Pursuant to the Merger Agreement, at or immediately prior to the Effective Time, each award of restricted stock units with respect to shares of the Issuer's common stock subject to vesting based solely on continued employment or service to the Issuer or any of its subsidiaries (each, a "Restricted Stock Unit") that was then outstanding was cancelled and converted into the right to receive an amount in cash equal to (a) the number of shares subject to such Restricted Stock Unit immediately prior to the Effective Time multiplied by (b) the Merger Consideration.
Pursuant to the Merger Agreement, at or immediately prior to the Effective Time, each award of restricted stock units with respect to shares of the Issuer's common stock subject to performance-based conditions (each, a "Performance Stock Unit") that was then outstanding was cancelled and converted into the right to receive an amount in cash equal to (a) the number of shares subject to such Performance Stock Unit immediately prior to the Effective Time assuming full satisfaction of the performance conditions, multiplied by (b) the Merger Consideration.

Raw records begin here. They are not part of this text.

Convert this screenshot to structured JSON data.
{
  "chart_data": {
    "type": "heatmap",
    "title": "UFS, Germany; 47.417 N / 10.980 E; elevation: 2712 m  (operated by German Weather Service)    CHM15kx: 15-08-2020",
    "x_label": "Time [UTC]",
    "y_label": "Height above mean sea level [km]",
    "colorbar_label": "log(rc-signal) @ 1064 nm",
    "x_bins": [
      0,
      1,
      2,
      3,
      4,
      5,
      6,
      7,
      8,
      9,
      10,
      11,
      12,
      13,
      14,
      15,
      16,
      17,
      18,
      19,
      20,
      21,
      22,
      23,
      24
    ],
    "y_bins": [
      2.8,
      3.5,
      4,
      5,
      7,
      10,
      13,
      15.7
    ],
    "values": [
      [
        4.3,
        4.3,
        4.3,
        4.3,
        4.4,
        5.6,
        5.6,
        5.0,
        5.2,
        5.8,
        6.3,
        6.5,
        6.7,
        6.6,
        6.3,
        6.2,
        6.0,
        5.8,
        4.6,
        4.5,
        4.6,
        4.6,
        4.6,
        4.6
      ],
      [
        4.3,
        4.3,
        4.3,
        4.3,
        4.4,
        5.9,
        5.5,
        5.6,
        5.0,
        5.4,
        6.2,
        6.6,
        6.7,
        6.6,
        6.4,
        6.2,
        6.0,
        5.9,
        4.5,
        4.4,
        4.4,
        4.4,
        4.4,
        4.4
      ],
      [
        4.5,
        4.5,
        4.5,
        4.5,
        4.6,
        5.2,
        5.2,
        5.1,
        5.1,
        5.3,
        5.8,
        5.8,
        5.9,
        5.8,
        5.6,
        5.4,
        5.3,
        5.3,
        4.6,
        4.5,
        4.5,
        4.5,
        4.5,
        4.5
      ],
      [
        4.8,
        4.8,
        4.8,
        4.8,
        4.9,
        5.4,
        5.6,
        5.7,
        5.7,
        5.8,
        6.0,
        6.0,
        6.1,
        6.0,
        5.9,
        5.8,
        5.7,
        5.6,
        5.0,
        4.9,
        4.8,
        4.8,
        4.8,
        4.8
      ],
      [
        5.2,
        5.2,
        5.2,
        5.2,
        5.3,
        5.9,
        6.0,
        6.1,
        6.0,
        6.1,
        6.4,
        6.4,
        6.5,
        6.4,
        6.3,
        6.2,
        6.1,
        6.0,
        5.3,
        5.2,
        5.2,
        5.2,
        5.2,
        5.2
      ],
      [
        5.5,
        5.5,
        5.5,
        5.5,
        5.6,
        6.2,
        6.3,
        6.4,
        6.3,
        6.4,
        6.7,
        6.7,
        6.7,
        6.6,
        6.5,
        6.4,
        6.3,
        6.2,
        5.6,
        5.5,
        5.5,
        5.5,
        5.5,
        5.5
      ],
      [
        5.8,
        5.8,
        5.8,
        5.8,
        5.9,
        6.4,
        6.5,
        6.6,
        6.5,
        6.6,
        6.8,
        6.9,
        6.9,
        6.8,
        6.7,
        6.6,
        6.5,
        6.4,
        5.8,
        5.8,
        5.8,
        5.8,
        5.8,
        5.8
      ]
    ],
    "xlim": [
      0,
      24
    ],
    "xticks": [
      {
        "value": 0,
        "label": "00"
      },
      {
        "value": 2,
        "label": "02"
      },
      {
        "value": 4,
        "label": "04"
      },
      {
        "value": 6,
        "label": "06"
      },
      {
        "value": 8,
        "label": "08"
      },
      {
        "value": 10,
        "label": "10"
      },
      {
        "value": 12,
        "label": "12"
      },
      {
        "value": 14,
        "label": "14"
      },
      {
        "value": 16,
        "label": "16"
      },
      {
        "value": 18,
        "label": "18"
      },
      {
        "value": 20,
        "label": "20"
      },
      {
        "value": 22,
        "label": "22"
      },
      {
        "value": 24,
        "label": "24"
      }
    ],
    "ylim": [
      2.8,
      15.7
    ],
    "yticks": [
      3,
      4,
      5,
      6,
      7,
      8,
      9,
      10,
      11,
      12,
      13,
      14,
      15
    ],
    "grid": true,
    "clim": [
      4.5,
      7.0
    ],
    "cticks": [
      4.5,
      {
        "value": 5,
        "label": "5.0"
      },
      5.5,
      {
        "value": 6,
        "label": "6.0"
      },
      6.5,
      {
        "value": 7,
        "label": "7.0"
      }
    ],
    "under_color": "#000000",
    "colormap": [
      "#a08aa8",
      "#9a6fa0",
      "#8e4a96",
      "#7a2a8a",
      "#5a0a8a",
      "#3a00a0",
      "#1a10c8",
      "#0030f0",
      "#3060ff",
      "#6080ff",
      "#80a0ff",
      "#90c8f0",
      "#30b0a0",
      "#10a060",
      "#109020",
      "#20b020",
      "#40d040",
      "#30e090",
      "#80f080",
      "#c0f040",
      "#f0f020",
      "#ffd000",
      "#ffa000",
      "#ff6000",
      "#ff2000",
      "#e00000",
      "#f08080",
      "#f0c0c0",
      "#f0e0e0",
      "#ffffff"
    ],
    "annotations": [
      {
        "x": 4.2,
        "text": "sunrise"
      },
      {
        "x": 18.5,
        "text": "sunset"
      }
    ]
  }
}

The market stock units (the "Market Stock Units") granted to the Reporting Person on March 5, 2021 represented a contingent right to receive, upon vesting, a varying number of shares of the Issuer's common stock based on the achievement of certain pre-determined thresholds related to changes in the Issuer's common stock price, converting into between 0% and 150% of the target number of shares of the Issuer's common stock. Pursuant to the Merger Agreement, at or immediately prior to the Effective Time, the Market Stock Units that were then outstanding vested based on actual performance as of such time, and such vested Market Stock Units held by the Reporting Person were cancelled and converted into the right to receive an amount in cash equal to (a) 13,913 shares subject to such vested Market Stock Units immediately prior to the Effective Time, multiplied by (b) the Merger Consideration.
Capitalized terms used herein without definition have the meanings ascribed to them in the Agreement and Plan of Merger, dated as of March 2, 2021, among the Issuer, Magic AcquireCo, Inc. and Magic MergeCo, Inc. (the "Merger Agreement").